New Zealand Manufacturers and Exporters Association Chief Executive Dieter Adam was equally unimpressed by the lack of action on the rates front.
“The current exchange rate means that the competitive position of New Zealand manufacturers and primary exporters is seriously affected,” he said.
The dollar is shored up by strong economic growth with the New Zealand economy currently expanding at its fastest pace in two years, an improvement in commodity prices, and high interest rates in a world awash in negative or near zero rates.
Paul Dales, chief Australia and New Zealand economist for Capital Economics, said the only way the kiwi was going to fall to around US$0.65 was if the central bank cut rates to 1.5 percent or less from the current 2 percent.
He noted, however, the New Zealand central bank is in a “very tricky position,” in particular given the U.S. Federal Reserve’s power and influence over global interest rates.
While financial markets now widely expect the Fed to lift rates in December, the U.S. dollar came under pressure last week when the Fed trimmed its long-term rate expectations.

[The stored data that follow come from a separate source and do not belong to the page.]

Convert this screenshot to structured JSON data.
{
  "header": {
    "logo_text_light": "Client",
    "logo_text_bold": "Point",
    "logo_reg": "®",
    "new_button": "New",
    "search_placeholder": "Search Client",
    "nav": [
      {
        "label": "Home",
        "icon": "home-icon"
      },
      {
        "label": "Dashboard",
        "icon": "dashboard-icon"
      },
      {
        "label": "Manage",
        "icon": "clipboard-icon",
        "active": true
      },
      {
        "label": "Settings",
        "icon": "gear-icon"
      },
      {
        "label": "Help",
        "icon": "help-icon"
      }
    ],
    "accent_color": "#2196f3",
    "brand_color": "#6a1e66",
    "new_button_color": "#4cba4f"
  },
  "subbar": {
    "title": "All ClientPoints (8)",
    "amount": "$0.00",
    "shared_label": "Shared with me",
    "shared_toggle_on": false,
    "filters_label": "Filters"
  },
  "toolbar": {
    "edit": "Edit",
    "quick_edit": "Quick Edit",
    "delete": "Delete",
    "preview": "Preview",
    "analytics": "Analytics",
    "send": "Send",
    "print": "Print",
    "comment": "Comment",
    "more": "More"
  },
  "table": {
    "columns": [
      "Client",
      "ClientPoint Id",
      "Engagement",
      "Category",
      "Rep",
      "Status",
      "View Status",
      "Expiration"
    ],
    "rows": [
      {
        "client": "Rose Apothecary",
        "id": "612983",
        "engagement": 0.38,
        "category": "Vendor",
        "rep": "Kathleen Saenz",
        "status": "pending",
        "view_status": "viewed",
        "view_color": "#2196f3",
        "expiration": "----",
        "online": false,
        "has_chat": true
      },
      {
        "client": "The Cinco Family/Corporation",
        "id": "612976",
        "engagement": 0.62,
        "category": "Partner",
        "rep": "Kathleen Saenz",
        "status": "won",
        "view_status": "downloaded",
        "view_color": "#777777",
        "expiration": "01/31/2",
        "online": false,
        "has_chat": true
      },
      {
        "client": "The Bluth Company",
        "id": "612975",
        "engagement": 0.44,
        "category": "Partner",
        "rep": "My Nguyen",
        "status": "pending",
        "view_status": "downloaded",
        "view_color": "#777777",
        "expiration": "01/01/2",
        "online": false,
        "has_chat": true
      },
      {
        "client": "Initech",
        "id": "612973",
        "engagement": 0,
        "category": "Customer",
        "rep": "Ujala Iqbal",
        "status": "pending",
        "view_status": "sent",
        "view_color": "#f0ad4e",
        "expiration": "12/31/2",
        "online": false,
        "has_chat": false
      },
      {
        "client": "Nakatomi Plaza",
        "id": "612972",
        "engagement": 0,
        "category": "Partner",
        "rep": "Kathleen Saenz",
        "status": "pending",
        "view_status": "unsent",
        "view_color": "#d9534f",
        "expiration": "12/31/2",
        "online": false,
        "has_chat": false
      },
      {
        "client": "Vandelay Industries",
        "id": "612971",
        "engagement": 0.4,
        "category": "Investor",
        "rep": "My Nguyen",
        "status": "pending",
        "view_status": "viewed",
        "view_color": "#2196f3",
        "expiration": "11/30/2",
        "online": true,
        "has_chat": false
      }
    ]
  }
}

Some of the kiwi’s recent strength is also tied to dairy prices reaching one year highs this month as a global supply gut showed signs of easing.
While some economists call for more action, the Reserve Bank of New Zealand remains reluctant to oblige.
Governor Wheeler told a parliamentary commission in August the economy would be “totally overheating” if the RBNZ were to slash interest rates.
He also noted he cut rates six times over the past 15 months and the kiwi is higher than it was when he started.
The bank’s ability to make an interest rate decision and assume portfolio flows are going to give it the outcome it wants “is not necessarily guaranteed,” said Wheeler.
The central bank has also been reluctant to stoke an already hot housing market. Last Thursday Wheeler reiterated that house price inflation remains excessive and created concerns about financial stability.
While currency market intervention is another option, it does not appear to be prominent on the bank’s radar as it hasn’t characterised the exchange rate as “exceptionally high” and “unjustified,” two of the main criteria for intervention.
Commonwealth Bank’s Kerr, however, vehemently disagreed that the Reserve Bank of New Zealand had no influence.
He called on the RBNZ to slash rates to 1.0 percent over two meetings and said it could intervene in currency markets. The central bank could also resolve to inflate the New Zealand economy with “freshly minted currency,” if all else failed.